If I am lucky, I will live long enough to struggle with these challenges of aging in this culture. But by then, I hope there will be more decisions I can make to affect the quality of my life beyond just stating my Advance Directive preferences for life-sustaining measures. Perhaps our Advance Directives can evolve to include our cultural and spiritual preferences. Mine would include at least the following:
- I direct my loved ones to ensure that I am never forced to sit in the TV lobby for hours at a time watching Maury Povich, Jerry Springer or any other television show that robs me of my soul and/or needlessly terrifies me (e.g. Fox News).
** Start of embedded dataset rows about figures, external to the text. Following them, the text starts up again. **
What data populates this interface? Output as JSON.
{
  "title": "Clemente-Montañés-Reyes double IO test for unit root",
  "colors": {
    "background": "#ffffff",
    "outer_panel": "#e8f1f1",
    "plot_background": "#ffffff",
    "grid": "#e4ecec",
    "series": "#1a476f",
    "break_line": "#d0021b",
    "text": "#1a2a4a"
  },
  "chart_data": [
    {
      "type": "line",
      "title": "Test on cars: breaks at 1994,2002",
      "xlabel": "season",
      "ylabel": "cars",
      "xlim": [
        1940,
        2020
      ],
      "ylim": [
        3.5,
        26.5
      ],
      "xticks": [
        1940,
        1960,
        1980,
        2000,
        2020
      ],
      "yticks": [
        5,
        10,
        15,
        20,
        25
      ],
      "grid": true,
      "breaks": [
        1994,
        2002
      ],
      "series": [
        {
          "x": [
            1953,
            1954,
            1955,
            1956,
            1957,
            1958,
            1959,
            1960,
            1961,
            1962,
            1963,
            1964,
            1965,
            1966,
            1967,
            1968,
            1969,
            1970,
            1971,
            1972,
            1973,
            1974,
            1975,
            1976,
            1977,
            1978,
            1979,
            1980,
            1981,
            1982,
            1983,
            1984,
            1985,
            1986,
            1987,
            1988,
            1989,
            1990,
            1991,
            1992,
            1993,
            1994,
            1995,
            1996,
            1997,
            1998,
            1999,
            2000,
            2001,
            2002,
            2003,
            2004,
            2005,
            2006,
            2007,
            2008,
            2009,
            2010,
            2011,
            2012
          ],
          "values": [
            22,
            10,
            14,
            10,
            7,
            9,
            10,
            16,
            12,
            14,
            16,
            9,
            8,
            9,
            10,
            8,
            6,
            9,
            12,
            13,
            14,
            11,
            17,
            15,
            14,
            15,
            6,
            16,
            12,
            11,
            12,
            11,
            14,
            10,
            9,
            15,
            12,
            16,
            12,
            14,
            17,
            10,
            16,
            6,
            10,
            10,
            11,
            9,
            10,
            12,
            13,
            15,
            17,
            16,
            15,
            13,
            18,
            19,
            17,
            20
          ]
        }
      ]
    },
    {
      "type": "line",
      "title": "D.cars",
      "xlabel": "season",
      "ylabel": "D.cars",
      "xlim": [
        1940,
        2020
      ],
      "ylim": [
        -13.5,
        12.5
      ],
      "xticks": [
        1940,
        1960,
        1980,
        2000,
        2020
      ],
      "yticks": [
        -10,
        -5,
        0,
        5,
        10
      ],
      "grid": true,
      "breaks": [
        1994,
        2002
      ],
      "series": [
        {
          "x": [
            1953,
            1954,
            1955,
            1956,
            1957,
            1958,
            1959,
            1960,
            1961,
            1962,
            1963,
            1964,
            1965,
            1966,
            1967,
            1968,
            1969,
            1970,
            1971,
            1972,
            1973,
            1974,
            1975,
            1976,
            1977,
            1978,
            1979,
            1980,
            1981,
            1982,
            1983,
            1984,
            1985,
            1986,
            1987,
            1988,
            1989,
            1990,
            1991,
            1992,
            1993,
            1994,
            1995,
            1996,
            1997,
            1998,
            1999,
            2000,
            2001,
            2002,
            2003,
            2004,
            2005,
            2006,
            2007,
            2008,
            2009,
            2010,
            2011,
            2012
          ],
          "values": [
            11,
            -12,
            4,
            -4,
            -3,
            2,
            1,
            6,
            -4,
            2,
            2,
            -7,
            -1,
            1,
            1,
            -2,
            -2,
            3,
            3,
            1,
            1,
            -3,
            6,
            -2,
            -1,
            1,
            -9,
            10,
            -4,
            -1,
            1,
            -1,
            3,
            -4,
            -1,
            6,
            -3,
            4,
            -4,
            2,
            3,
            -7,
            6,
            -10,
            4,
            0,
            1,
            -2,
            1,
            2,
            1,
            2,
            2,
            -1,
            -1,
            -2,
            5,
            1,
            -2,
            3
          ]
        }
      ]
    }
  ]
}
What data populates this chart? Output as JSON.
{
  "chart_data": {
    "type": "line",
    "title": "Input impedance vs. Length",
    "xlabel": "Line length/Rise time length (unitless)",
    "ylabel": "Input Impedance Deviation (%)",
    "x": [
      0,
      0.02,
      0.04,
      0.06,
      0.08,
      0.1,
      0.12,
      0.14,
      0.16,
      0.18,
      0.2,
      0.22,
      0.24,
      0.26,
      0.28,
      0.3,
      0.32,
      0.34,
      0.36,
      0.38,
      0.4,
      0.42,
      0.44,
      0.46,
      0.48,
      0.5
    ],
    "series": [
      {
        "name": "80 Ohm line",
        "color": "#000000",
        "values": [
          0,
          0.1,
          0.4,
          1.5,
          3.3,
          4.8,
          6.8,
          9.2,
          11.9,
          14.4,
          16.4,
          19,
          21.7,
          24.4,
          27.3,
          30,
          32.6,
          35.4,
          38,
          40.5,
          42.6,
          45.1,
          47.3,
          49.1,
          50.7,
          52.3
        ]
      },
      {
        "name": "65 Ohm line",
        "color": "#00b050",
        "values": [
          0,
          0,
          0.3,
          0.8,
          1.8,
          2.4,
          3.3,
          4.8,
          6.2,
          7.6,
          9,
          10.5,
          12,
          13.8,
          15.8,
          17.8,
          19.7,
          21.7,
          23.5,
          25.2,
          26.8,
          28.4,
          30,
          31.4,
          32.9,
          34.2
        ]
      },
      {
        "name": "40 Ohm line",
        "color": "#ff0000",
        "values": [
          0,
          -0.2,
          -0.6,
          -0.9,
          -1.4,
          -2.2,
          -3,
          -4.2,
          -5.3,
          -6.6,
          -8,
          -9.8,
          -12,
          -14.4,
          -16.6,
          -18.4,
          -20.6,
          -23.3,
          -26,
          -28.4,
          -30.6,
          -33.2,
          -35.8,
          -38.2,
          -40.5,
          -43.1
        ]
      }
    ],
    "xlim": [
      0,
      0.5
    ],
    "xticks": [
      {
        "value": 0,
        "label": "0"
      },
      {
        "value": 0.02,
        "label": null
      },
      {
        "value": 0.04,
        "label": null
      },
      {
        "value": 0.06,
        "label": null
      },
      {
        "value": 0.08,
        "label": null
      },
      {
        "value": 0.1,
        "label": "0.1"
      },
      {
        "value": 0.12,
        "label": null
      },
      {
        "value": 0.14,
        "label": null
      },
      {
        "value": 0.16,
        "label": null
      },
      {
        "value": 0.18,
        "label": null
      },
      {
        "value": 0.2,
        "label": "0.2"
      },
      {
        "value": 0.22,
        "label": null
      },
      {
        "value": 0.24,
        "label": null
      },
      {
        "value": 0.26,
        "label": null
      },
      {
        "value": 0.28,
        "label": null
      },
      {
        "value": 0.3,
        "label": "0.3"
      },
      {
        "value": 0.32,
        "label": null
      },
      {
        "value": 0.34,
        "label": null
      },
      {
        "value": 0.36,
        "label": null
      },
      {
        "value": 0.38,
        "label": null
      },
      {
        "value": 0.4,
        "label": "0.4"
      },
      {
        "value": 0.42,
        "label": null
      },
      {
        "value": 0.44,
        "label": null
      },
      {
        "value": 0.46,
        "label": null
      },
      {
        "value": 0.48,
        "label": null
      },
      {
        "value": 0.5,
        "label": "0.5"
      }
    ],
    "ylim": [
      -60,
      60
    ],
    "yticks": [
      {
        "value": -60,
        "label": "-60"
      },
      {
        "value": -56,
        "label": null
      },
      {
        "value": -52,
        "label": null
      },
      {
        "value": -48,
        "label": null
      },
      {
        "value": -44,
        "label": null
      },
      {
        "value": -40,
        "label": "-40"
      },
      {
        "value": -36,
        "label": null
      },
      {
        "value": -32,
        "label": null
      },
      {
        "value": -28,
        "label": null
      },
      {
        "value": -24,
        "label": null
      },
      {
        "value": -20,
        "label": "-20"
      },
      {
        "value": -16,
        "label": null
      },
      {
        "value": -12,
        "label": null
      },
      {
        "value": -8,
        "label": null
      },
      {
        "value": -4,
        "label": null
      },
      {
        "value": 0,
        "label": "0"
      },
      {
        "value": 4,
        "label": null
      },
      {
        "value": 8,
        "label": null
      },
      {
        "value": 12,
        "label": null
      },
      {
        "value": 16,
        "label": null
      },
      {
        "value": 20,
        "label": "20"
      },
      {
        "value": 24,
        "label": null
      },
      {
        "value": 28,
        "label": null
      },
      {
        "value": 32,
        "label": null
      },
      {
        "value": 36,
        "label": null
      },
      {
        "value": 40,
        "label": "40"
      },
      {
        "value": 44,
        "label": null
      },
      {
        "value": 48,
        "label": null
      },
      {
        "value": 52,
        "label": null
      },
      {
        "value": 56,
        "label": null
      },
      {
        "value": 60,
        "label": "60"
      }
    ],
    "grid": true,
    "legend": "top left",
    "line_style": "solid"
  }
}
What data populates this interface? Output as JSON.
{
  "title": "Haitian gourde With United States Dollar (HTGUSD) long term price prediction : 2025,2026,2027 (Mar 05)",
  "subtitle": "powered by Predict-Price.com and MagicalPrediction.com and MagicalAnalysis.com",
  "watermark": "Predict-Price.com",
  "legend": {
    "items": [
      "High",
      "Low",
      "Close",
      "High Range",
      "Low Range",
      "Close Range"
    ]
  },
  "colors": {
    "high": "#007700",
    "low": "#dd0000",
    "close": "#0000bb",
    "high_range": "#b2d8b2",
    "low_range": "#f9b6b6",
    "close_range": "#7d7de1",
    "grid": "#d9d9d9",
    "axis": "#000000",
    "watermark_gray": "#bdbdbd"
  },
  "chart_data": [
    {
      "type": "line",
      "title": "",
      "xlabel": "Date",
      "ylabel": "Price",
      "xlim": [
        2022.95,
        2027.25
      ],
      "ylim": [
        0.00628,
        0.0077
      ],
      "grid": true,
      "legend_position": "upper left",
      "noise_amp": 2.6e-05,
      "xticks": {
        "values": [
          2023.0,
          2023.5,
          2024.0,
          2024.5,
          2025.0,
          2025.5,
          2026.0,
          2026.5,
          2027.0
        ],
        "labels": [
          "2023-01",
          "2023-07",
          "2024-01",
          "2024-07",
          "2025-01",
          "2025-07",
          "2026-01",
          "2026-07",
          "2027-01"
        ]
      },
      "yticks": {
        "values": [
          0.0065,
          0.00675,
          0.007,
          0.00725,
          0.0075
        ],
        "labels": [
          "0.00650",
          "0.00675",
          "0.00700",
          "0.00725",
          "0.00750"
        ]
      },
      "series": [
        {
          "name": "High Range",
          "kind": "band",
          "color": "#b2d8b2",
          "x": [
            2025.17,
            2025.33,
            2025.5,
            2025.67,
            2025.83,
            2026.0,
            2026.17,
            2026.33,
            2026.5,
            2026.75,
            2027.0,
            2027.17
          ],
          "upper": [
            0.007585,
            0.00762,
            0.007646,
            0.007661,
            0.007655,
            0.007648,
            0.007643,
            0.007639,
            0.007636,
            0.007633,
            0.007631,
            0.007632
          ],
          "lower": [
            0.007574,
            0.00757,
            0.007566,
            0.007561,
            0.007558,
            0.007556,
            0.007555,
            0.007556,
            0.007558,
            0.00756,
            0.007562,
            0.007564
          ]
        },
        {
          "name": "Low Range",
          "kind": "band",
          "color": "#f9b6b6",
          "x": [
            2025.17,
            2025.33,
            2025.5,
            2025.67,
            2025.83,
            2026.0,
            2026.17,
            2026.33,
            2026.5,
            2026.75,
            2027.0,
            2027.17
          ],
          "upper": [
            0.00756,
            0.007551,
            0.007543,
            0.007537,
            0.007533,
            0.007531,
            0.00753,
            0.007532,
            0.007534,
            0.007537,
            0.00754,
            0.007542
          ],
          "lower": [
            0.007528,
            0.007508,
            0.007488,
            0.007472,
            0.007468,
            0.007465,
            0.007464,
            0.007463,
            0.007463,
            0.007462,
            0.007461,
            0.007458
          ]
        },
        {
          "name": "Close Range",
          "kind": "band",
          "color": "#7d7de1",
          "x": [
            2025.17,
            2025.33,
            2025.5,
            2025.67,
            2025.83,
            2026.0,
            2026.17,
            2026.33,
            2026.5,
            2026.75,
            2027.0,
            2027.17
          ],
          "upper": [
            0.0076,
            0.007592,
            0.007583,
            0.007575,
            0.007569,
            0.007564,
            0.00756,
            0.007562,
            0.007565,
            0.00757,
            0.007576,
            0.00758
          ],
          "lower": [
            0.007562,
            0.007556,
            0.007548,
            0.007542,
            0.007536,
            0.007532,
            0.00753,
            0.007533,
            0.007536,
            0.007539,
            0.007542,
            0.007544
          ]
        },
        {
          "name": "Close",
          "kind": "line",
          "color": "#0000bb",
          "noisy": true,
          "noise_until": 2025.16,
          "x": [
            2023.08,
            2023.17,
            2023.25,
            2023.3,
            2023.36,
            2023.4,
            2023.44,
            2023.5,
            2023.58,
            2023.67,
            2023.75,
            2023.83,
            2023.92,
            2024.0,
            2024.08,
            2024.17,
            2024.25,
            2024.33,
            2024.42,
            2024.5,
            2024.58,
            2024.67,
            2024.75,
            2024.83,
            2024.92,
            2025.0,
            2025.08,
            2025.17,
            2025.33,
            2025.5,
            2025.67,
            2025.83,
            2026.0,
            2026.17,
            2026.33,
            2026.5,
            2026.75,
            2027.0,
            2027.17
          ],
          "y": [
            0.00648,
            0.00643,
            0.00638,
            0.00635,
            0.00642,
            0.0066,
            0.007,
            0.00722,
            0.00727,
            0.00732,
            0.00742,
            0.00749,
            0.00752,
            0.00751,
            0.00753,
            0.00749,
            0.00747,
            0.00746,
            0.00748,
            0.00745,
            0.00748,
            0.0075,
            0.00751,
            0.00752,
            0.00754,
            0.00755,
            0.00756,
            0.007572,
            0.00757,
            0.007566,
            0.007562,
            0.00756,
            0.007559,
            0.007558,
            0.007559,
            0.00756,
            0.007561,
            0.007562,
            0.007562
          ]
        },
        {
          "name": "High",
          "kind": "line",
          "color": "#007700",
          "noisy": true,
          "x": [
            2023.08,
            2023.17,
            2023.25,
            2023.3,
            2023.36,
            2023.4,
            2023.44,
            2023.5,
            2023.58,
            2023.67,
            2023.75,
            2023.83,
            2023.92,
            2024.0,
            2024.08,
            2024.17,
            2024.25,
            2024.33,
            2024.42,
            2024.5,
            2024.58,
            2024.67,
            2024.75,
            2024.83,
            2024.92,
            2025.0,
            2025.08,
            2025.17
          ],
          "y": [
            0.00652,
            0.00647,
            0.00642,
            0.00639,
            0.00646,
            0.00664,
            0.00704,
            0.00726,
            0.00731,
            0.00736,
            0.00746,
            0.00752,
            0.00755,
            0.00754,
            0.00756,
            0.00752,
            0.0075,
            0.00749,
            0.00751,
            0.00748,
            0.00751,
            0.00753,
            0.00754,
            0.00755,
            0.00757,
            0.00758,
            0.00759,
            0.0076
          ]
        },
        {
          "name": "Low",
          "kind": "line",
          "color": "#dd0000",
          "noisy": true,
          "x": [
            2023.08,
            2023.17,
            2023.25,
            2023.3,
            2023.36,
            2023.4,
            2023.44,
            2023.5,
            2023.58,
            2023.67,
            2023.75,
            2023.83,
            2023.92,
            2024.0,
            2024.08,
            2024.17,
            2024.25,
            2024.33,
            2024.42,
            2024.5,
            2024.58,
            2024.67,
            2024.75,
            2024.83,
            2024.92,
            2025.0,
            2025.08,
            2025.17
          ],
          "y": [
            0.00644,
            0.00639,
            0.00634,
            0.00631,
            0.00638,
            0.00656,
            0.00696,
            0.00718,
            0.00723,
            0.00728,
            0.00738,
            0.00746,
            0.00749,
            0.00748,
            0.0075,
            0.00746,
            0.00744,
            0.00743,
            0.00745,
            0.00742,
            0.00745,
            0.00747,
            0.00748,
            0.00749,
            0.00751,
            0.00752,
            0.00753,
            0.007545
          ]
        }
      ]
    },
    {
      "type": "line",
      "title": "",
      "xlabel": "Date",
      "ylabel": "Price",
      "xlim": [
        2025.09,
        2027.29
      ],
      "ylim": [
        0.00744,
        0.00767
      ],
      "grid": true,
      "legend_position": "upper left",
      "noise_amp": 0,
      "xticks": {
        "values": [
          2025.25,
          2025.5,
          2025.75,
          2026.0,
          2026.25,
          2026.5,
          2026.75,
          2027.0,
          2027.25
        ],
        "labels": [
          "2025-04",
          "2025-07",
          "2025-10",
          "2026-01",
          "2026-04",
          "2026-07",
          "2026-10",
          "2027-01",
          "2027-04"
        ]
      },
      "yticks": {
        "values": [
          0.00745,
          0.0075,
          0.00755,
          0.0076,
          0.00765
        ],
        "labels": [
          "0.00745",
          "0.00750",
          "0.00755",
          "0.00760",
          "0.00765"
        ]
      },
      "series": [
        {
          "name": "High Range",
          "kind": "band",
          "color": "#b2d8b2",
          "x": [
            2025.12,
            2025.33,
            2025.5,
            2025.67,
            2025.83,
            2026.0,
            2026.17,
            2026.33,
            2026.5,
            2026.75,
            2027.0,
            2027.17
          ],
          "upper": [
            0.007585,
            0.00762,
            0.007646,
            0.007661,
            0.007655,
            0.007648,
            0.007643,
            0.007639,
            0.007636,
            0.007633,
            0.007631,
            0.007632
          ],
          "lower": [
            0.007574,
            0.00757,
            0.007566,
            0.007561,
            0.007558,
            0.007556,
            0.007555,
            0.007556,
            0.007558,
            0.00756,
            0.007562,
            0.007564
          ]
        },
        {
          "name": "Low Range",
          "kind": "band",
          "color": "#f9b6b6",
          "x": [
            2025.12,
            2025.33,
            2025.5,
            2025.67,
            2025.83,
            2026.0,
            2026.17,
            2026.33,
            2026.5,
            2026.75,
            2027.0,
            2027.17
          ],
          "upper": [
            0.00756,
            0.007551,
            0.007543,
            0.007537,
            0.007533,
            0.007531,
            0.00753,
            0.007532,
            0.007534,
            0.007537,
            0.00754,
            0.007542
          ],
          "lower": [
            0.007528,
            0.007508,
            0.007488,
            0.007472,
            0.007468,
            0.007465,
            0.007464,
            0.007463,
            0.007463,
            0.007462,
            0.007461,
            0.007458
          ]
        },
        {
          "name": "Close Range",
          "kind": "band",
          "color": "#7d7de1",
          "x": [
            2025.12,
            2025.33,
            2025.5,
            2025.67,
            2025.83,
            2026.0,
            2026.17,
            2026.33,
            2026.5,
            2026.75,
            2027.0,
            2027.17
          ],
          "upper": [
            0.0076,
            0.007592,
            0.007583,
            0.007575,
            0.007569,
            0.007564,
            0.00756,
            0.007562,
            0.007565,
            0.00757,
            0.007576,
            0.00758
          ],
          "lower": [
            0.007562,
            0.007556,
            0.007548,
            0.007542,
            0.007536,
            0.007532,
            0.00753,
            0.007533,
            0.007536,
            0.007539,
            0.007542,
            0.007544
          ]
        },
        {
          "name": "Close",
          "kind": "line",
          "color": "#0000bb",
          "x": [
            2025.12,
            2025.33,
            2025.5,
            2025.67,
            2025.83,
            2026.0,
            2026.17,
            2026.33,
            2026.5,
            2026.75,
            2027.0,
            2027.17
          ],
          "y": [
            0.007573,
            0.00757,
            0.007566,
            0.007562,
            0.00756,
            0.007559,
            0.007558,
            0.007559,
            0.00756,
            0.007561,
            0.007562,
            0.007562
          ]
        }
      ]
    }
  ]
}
- Likewise, I direct my loved ones to ensure I am never forced to watch Nancy Grace, especially with the sound turned off. She looks like the commander of an alien space ship broadcasting instructions for Earth’s surrender.
- If possible, I direct my loved ones to ensure I will have a bed always near a window so I can look up at the sky. Hopefully, this means I will have a view of the night sky. Because the stars always comfort me.
- And because I am a little vain, I direct my loved ones to provide for a caregiver in my life who will be responsible for ensuring that my chin hairs are plucked on a regular basis. Unless I am combative about it. Then you can let the chin hairs grow. But please at least try. Maybe give some chocolate beforehand to see if that helps.
But if nothing changes and I am placed in a room with three beds with three televisions on at the same time, I still trust that I will be cared for. And that somehow, I will not be alone. Even if I am.
To me, nursing homes are a microcosm of life. And life is the ultimate incubator of loss. Inside that incubator we humans can be downright amazing at finding ways to care for and comfort each other when the world around us is falling apart. Every day I step into a nursing home, if I let myself see what there is to be seen, I leave knowing that everything I do now is, in some way, preparation for how I die. I know nothing about what will help this fractured, hurting world ameliorate the reality of extraordinary suffering. But in the world of ordinary suffering, there are so many little things that can be done to ease the pain of this life. Among the many things I’ve learned in nursing homes is to remember that even the most menial and repulsive tasks can be done with tenderness and care. Pull out that harmonica (metaphorically speaking, of course, if you don’t actually know how to play one) and softly play it into your loved one’s ear. Never stop kissing your lover like it was the first time. Gather in vigil for the ones we have lost. Be a good neighbor when we see the person next to us needing a little bit of help. And by all that is holy, turn off Maury Povich and Nancy Grace.
And lastly, you better live.
*Real names and identifiers have been altered to protect confidentiality.
**This moment exists in memory as being only slightly less surreal than the time a police SUV pulled up next to me at a stop light, its speakers blaring the song “Every Breath you Take,” by, yes, The Police.